Innerhalb des Halbkreiswalles sind nur fünf Prozent der Siedlungsfläche aktuell ausgegraben, erzählt mir Dr. Kirsten Jensen-Huß, die im Museum für die Entwicklung von Bildungs- und Vermittlungskonzepten verantwortlich ist. Dank moderner Untersuchungsmethoden – wie zum Beispiel die Geomagnetik – kann man so in den Boden „schauen“, ohne die archäologischen Strukturen durch Ausgrabungen unwiederbringlich zu zerstören. Mit Hilfe geomagnetischer Verfahren konnten die Wissenschaftler ähnlich wie bei einem Röntgenbild einen zusammenhängenden Überblick in das Siedlungsareal gewinnen. Auf der Grundlage der vorliegenden Ausgrabungsergebnisse und der Geomagnetik wurde das Siedlungsmodell entwickelt. Die Besucher erkennen sofort die enge stadtähnliche Siedlungsstruktur des Handelsplatzes.

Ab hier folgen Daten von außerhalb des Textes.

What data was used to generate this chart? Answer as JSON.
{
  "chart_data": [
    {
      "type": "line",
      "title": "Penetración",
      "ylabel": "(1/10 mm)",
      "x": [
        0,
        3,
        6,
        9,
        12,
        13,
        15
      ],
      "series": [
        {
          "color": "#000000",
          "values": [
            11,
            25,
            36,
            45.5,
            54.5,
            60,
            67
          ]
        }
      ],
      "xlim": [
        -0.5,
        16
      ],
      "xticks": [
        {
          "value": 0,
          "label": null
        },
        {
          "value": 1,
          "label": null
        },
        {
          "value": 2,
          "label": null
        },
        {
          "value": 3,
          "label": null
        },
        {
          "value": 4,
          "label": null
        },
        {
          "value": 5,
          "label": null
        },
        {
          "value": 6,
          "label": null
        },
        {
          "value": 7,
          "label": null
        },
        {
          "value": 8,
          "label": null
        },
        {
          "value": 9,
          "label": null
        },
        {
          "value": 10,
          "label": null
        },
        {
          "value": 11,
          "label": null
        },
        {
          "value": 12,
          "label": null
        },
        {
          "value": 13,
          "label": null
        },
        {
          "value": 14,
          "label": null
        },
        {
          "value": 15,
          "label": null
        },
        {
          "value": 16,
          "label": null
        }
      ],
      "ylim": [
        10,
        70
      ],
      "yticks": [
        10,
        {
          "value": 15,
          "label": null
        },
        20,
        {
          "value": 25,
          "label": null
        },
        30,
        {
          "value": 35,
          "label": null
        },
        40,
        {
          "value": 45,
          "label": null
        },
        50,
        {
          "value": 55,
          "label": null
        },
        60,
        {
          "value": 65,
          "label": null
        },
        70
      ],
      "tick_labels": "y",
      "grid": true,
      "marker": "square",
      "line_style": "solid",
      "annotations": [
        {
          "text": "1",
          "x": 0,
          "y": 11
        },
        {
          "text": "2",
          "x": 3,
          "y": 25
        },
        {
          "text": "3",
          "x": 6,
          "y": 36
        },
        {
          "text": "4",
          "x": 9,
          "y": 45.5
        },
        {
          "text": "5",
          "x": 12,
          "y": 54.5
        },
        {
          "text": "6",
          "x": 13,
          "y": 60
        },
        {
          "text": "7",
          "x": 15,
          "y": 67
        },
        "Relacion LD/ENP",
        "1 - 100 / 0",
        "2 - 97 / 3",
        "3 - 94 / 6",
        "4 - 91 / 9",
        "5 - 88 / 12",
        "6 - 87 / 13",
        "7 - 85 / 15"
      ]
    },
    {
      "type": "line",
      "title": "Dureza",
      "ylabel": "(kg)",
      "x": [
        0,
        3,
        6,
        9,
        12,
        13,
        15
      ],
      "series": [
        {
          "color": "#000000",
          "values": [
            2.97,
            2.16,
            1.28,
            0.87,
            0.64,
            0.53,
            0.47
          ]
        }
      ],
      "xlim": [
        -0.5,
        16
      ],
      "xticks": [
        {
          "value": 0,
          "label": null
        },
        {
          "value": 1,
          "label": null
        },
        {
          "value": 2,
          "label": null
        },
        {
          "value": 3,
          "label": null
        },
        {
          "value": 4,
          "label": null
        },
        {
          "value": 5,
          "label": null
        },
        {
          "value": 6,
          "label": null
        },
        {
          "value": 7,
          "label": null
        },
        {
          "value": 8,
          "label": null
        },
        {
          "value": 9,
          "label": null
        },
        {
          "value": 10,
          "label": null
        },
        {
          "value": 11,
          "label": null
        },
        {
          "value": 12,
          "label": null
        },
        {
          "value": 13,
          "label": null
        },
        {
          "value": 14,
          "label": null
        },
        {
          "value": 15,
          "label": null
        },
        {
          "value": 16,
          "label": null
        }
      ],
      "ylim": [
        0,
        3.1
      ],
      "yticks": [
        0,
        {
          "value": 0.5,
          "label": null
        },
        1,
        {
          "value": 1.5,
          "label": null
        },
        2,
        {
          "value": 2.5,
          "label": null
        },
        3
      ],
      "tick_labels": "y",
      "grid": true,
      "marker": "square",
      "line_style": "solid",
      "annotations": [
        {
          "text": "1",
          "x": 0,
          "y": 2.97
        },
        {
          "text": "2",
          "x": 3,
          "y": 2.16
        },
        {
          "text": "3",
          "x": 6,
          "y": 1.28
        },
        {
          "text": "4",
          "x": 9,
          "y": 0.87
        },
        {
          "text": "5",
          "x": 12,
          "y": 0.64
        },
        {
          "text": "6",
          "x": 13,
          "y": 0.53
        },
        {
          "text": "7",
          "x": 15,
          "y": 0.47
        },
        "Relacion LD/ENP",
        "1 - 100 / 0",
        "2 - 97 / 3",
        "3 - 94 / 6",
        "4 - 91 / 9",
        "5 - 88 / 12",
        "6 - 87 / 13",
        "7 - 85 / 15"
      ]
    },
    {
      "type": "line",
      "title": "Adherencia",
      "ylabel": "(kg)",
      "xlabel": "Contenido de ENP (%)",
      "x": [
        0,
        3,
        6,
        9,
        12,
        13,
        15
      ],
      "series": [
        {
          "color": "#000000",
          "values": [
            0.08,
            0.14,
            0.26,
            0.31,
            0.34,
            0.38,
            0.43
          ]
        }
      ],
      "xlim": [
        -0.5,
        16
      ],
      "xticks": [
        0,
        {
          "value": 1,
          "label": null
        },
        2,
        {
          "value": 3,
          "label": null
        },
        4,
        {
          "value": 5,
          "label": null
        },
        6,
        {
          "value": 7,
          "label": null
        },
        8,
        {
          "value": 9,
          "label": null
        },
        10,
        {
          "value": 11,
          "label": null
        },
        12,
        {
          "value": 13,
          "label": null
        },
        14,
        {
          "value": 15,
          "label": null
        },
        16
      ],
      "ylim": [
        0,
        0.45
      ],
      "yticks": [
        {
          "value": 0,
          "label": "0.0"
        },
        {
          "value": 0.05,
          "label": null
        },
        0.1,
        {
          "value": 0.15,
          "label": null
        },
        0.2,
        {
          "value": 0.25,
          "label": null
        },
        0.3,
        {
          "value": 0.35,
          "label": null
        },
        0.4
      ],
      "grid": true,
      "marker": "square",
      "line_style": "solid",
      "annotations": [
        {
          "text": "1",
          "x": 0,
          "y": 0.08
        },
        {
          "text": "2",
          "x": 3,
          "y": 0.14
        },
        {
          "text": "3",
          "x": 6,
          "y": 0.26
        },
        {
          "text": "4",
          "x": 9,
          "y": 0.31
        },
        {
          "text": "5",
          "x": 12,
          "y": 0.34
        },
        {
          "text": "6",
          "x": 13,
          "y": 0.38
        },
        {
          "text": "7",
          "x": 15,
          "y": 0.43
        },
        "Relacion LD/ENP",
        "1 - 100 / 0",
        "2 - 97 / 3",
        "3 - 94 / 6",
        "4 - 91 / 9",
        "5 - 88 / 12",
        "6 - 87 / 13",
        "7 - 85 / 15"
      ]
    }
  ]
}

Was auf den ersten Blick vielleicht gar nicht so außergewöhnlich klingt, wird auf dem Zweiten zu einem archäologischen Superfund. Kirsten Jensen-Huß:
Haithabu ist die früheste Siedlung in Nordeuropa, die aufgrund seiner hohen Einwohnerzahl von zirka 2000 bis 2500 Menschen, der engen Bebauung und der gewerblich orientierten Bevölkerung stadtähnliche Züge aufweist. Das ist schon etwas ganz Besonderes.
Infolge des feuchten Bodens und angesichts der Tatsache, dass das ehemalige Siedlungsareal nie überbaut wurde, zeichnet sich die Stätte durch eine außerordentlich reiche Funderhaltung organischer Siedlungsreste aus. Viele der archäologischen Strukturen liegen seit über 1000 Jahren unberührt im Boden. In über 100 Jahren Forschungstätigkeit kamen neben hölzernen Resten von Gebäuden und Wegen auch Alltagsgegenstände, Werkzeuge, Waffen, Münzen, Schmuck und sogar Schiffswracks zutage, die einen umfassenden Einblick in das Leben der frühmittelalterlichen Handelsmetropole gewähren. Haithabu nimmt damit eine Schlüsselstellung in der Erforschung der Wikingerzeit ein. Viele der Fundstücke können die Besucher im Museum bestaunen.
Haithabu als Tor zur Welt
Doch für uns geht es jetzt erstmal wieder raus aus dem Museum hinein ins Gelände. Wir begeben uns auf die Spuren eines Handelsortes von enormer Bedeutung. Während wir durch die naturnahe Landschaft des Haddebyer Noors laufen, vorbei an grasenden Schafen und Rindern, auf dem halbkreisförmigen Schutzwall entlang, wird einem die Tragweite dieses Ortes erst so richtig bewusst.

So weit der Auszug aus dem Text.